Journal de l'année Édition 1992 1992Éd. 1992

L'incapacité de s'assouplir et de donner sa place à l'individu dont l'administration a fait preuve jusqu'à présent n'est pas sans conséquence sur le moral de ses agents qui, par un effet pervers, entretiennent la critique à l'encontre du service public dont ils tirent encore leurs ressources ainsi qu'une certaine reconnaissance sociale, alors qu'ils se révèlent souvent incapables – à quelque échelon qu'ils se situent – de porter un jugement clair et cohérent sur leurs propres insuffisances.

Le discours « économiste » tenu par le gouvernement socialiste depuis 1983 et les « privatisations » qui ont marqué la cohabitation ont favorisé, avec l'aide des médias, la création dans l'opinion publique d'un courant anti-État, antipublic, au profit de l'entreprise privée, de l'entreprise individuelle, de la valorisation individuelle du travail, de la reconnaissance sociale reposant sur la valeur marchande de l'activité et non plus sur sa valeur sociale.

Tout en tenant des discours ultralibéraux ou en soutenant des courants politiques favorables à ce système économique, certaines catégories professionnelles (les artisans, les commerçants, les médecins) réclament néanmoins l'intervention de l'État sous forme de subventions (les agriculteurs, les artisans routiers), d'allégements de charges (les artisans), de défiscalisation, de renflouement de caisses d'assurance-vieillesse (les médecins), tout en étant par ailleurs les premières à dénoncer la lourdeur et l'inefficacité de l'administration...

Dans ce contexte difficile, certains suggèrent une solution extrême, inscrite dans une perspective de stricte orthodoxie économique libérale : supprimer le secteur public. C'est le débat auquel on assiste dans l'audiovisuel ou dans certains secteurs industriels où les sociétés publiques sont en position difficile : l'informatique, l'électronique ou la chimie.
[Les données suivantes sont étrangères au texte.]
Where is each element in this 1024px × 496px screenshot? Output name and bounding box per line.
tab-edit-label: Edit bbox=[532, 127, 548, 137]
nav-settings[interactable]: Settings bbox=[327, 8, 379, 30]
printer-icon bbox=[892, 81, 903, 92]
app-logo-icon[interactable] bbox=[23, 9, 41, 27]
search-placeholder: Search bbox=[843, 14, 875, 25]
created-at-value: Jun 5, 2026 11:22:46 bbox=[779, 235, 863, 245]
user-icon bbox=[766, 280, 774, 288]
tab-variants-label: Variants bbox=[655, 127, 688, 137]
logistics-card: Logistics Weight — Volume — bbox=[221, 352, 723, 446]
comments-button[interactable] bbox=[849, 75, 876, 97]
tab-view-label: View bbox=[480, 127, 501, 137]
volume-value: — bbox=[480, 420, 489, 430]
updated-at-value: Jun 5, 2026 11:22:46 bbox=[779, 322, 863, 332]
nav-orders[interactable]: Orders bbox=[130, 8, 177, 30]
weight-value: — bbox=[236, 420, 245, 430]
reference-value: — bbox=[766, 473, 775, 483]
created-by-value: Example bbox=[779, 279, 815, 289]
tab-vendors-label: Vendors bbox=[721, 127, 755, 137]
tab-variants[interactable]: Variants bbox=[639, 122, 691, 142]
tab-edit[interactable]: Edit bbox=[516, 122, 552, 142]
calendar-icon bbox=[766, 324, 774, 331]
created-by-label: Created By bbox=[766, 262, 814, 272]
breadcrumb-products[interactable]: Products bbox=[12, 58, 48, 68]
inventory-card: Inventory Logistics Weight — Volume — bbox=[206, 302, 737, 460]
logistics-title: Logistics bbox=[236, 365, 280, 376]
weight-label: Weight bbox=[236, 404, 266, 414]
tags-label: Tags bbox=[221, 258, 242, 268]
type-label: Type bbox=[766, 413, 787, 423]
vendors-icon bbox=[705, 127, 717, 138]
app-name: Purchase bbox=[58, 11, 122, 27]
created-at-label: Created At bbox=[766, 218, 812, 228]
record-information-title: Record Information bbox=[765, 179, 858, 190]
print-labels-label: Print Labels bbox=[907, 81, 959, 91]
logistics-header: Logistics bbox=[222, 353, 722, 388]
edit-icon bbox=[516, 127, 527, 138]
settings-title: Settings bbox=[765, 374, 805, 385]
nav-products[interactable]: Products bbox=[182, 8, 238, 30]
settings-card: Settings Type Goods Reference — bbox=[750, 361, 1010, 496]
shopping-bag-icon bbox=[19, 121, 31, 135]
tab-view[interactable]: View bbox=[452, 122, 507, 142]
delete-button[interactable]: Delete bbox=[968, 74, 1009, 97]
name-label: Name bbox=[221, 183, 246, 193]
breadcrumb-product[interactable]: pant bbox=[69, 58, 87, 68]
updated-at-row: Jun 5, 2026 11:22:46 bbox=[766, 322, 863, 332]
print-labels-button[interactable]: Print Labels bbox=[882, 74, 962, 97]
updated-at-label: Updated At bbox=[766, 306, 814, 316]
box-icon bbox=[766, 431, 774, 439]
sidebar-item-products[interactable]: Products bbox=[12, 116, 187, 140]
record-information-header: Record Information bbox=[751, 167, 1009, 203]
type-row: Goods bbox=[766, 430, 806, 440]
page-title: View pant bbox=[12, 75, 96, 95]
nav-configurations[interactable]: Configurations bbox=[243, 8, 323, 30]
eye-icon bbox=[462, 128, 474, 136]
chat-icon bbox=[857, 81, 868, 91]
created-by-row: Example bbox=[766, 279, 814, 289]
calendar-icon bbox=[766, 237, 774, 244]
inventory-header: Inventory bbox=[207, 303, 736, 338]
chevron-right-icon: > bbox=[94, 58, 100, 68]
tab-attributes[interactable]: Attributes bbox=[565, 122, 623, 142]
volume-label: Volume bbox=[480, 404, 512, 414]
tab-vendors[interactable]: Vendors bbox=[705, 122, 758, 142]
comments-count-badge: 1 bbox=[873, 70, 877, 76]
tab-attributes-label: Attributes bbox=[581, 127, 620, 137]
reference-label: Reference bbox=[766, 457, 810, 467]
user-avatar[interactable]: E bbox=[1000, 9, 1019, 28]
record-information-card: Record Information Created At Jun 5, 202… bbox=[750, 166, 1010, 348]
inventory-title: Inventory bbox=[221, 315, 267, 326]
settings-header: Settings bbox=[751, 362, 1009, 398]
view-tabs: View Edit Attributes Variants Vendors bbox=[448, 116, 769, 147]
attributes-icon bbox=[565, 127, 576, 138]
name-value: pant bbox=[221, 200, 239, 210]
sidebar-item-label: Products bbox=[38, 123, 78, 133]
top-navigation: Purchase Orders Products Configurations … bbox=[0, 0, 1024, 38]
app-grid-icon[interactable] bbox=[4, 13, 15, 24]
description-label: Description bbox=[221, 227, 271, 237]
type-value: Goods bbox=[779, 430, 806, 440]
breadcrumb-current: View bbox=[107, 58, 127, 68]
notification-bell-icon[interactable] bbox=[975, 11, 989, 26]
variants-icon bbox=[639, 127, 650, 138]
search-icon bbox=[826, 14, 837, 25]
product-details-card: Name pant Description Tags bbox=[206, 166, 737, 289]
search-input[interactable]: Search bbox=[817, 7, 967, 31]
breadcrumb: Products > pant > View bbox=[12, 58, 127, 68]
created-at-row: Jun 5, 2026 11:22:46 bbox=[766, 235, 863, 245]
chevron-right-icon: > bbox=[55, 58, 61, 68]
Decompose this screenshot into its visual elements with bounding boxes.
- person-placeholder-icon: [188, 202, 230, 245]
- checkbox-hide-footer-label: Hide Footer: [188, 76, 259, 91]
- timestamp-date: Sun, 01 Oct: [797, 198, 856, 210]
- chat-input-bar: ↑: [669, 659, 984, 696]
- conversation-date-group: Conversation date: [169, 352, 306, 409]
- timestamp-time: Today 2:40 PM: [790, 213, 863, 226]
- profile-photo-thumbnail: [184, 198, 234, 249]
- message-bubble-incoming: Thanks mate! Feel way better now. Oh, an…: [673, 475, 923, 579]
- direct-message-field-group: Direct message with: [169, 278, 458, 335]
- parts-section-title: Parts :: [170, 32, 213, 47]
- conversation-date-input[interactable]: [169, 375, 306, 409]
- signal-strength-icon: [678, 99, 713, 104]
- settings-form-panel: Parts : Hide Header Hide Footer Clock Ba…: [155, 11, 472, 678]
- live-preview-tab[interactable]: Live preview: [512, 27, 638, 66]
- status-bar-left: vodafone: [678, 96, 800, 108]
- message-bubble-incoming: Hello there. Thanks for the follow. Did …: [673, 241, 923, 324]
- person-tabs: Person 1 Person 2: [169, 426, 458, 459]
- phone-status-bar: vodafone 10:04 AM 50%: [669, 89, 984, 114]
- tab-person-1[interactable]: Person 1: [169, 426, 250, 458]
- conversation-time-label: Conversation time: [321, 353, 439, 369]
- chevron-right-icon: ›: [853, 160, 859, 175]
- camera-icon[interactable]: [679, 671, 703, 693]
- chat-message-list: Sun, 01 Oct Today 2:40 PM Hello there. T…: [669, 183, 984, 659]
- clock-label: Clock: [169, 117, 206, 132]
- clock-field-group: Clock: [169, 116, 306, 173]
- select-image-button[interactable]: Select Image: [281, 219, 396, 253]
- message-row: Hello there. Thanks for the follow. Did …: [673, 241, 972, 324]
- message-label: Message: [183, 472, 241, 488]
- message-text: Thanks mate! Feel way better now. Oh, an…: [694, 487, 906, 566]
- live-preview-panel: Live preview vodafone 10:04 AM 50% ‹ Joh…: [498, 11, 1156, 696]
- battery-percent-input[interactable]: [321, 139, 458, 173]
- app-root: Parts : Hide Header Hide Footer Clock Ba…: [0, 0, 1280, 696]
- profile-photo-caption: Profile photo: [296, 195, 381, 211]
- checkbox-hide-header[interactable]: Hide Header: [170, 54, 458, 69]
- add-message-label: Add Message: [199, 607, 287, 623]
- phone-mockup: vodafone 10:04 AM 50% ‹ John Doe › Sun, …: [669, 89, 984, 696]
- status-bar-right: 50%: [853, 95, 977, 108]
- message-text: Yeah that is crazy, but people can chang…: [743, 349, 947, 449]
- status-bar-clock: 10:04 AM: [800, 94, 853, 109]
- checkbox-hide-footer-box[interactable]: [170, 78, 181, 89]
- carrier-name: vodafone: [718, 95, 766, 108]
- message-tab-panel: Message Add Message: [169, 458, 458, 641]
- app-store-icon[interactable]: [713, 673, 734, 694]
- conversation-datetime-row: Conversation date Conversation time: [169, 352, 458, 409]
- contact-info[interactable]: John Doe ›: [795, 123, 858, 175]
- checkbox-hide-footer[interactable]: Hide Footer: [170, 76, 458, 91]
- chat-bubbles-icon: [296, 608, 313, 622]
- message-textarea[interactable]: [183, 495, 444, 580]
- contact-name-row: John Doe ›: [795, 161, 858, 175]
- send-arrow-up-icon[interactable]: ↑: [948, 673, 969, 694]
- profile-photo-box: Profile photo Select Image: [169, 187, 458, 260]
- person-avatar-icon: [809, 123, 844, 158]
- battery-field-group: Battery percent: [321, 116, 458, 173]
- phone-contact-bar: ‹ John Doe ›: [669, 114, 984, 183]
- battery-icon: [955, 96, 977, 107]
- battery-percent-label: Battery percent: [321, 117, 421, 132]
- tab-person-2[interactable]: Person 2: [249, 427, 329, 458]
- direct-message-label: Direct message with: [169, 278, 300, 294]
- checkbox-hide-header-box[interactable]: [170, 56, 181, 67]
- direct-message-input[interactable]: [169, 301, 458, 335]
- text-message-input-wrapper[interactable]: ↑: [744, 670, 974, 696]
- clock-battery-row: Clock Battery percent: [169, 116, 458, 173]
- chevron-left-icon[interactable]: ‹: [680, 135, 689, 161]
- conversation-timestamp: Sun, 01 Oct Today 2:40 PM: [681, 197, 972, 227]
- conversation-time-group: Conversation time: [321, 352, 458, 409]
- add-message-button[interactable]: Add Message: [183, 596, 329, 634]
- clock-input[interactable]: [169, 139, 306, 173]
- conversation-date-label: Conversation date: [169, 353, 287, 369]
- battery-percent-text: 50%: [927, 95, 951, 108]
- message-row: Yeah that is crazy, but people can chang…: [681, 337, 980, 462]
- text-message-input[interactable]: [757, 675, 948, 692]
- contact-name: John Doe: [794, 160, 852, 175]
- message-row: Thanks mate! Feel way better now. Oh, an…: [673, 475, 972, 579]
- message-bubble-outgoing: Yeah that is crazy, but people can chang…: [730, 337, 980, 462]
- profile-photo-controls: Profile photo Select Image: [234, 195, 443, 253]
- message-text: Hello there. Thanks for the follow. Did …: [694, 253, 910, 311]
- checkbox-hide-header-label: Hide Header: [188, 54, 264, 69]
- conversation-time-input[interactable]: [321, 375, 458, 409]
Le débat sur les privatisations est alors le corollaire de cette domination de l'économique sur le politique et le social. Un décret du 5 avril 1991 a autorisé l'ouverture du capital des entreprises publiques à des partenaires français ou étrangers, l'État restant actionnaire à hauteur de 51 %. Il s'agit d'un changement radical d'orientation pour le président de la République, qui avait affirmé dans sa Lettre aux Français de 1988 qu'il n'y aurait plus ni privatisation ni nationalisation (le ni-ni). Dans un environnement économique de plus en plus concurrentiel, il apparaissait nécessaire d'offrir aux entreprises une souplesse plus grande dans leur stratégie de partenariat. C'est ainsi que 2,7 % du capital de la société Elf-Aquitaine ont été mis sur le marché en novembre : cette mesure va également concerner certaines banques (notamment le Crédit local de France) et des compagnies d'assurances. Et c'est au nom du même réalisme industriel et financier que l'accord Bull-NEC a finalement pu être signé en octobre. Pour préserver le secteur public, mais en même temps moderniser l'État, il faut donc rendre l'administration plus flexible et plus rationnelle.

Moderniser et délocaliser

Certaines mesures ont été prises pour y parvenir. L'une des plus notables d'entre elles a été la création, par un décret du 6 novembre, d'une Commission du renouveau du service public auprès du Conseil supérieur de la fonction publique. Cette commission, qui devra s'intéresser à la modernisation de l'ensemble des services publics, a surtout pour mission d'examiner « les questions relatives à l'élaboration, à la mise en œuvre et au bilan des actions liées au renouveau du service public, et notamment les actions de rénovation des services publics menées dans le cadre de la politique de la ville ». Elle est composée de 19 membres nommés par le ministre chargé de la Fonction publique : huit d'entre eux représentent l'administration – cinq sont des personnalités choisies en raison de leurs compétences – et onze sont délégués par les organisations syndicales.

Autre mesure importante : la délocalisation en province de certains services des administrations centrales installées à Paris va peut-être permettre de redistribuer des emplois, mais également, en répartissant mieux la fonction publique centrale à travers le territoire, de rapprocher l'administration de ses administrés et de permettre une meilleure compréhension mutuelle. Il s'agit également de rompre avec la logique centraliste préexistante, de dénoncer le jacobinisme de l'administration, ainsi que la surévaluation de l'importance de la capitale.